Trump's popularity in a slump in California amid abuse-of-power concerns
Published in News & Features
WASHINGTON — President Donald Trump remains deeply unpopular in California after his first 100 days in office, with conservatives and liberals alike expressing concern that U.S. courts can effectively serve as a check on his power, according to a new UC Berkeley Institute of Governmental Studies poll co-sponsored by The Times.
Overall, the poll, conducted during the last week of April, found that 68% of registered voters in California disapprove of the president's job performance and believe the country is on the wrong track.
Republicans in California, who make up roughly a quarter of registered voters, continue to support the president's policies. But 65% of registered voters across the state believe that Trump's actions have "gone beyond his constitutional authority as president," including 24% of Republicans and 63% of independents, the poll found.
Looking forward, voters said they lack confidence that the U.S. judicial system can serve as a check against Trump "should he overstep his constitutional authorities," with only 13% of total registered voters expressing strong confidence in the powers of the courts.
Only 51% of voters who identified as strong conservatives, and 53% of registered Republicans, said they have any confidence in the judiciary's ability to check an overstepping president. And among the Republicans, just 27% said they are very confident.
Since Trump took office, officials in his administration have launched a series of attacks on district court judges who have ruled against them, and have slow-walked, if not explicitly defied, several court rulings, including one order from the U.S. Supreme Court regarding the mistaken deportation of a Maryland man to a prison in El Salvador.
The poll found that up to this point, 27% of voters believe Trump has operated within his constitutional authorities, while 65% do not.
"That's an interesting set of numbers, because you would think that the public would be standing behind the judicial system," said Mark DiCamillo, director of the Berkeley IGS Poll. "Trump is really pushing the limits and testing the system."
Trump support is consistently low
Among all registered voters, 61% said they believe that Trump's second term will be worse than his first. Only 33% said the changes Trump is making to the federal government will have a positive impact on California.
"The numbers, historically, kind of speak for themselves — they're extremely low, greater than 2 to 1, disapproving of Trump in those first hundred days," DiCamillo said.
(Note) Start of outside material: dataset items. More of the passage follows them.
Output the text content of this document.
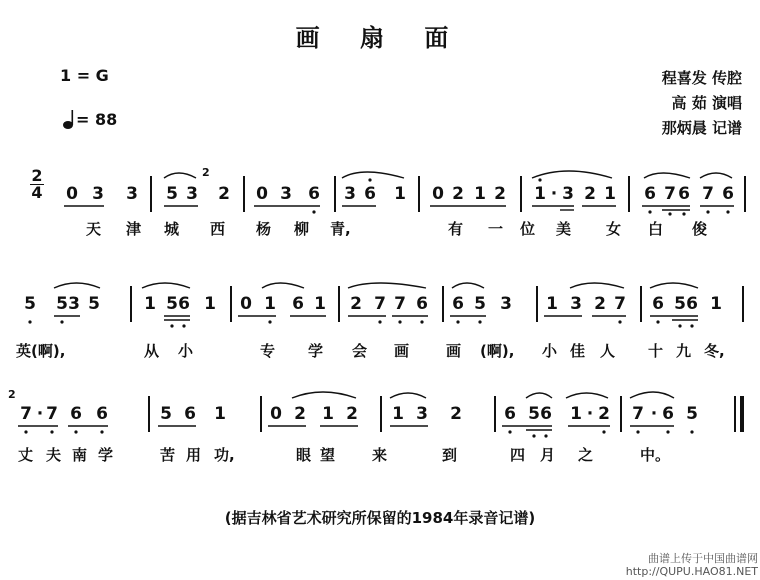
画 扇 面
1 = G
= 88
程喜发 传腔
高 茹 演唱
那炳晨 记谱
2
4 0 3 3 5 3 2 0 3 6 3 6 1 0 2 1 2 1 · 3 2 1 6 7 6 7 6
2
天 津 城 西 杨 柳 青,	有 一 位 美 女 白 俊
5 5 3 5	1 5 6 1 0 1 6 1 2 7 7 6 6 5 3 1 3 2 7 6 5 6 1
英(啊),	从 小	专 学 会 画 画 (啊), 小 佳 人 十 九 冬,
7 · 7 6 6	5 6 1	0 2 1 2 1 3 2 6 5 6 1 · 2 7 · 6 5
2
丈 夫 南 学	苦 用 功,	眼 望 来	到	四 月 之	中。
(据吉林省艺术研究所保留的1984年录音记谱)
曲谱上传于中国曲谱网
http://QUPU.HAO81.NET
Those numbers are consistent across demographics, with 68% of white voters, 64% of Latino voters, 79% of Black voters and 71% of Asian American and Pacific Islander voters in the state disapproving of the president's job performance.
Trump faced similarly low approval numbers among California voters throughout his first term, reaching a nadir during the summer of 2020, at the height of the COVID-19 pandemic, when 71% of the state's registered voters disapproved of his job performance. At the time, only 29% approved of the president's record.
Few are missing Biden
Despite historic disapproval of Trump throughout the state, Californians are still looking back on President Joe Biden's term with mixed emotions, the poll found.
Asked to reflect on Biden's legacy, 31% of registered voters said that he would be remembered as an average president. Only 23% said his performance was above average, or among the best of any president, while 43% said it was below average, if not one of the worst.
It is a stark report card from one of the most heavily Democratic states in the nation, where 63.5% of voters cast ballots for Biden in 2020. In the 2024 election, after Biden dropped out of the race, 58.5% in the state cast votes for his vice president and a native Californian, Kamala Harris.
"The Biden numbers are more negative than positive," DiCamillo said. "Even when you look at the Democrats, they're not overwhelmingly of the view that he's done an above-average job."
"It's a very mediocre set of numbers," he added. "It's not a ringing endorsement as they look back on the Biden years."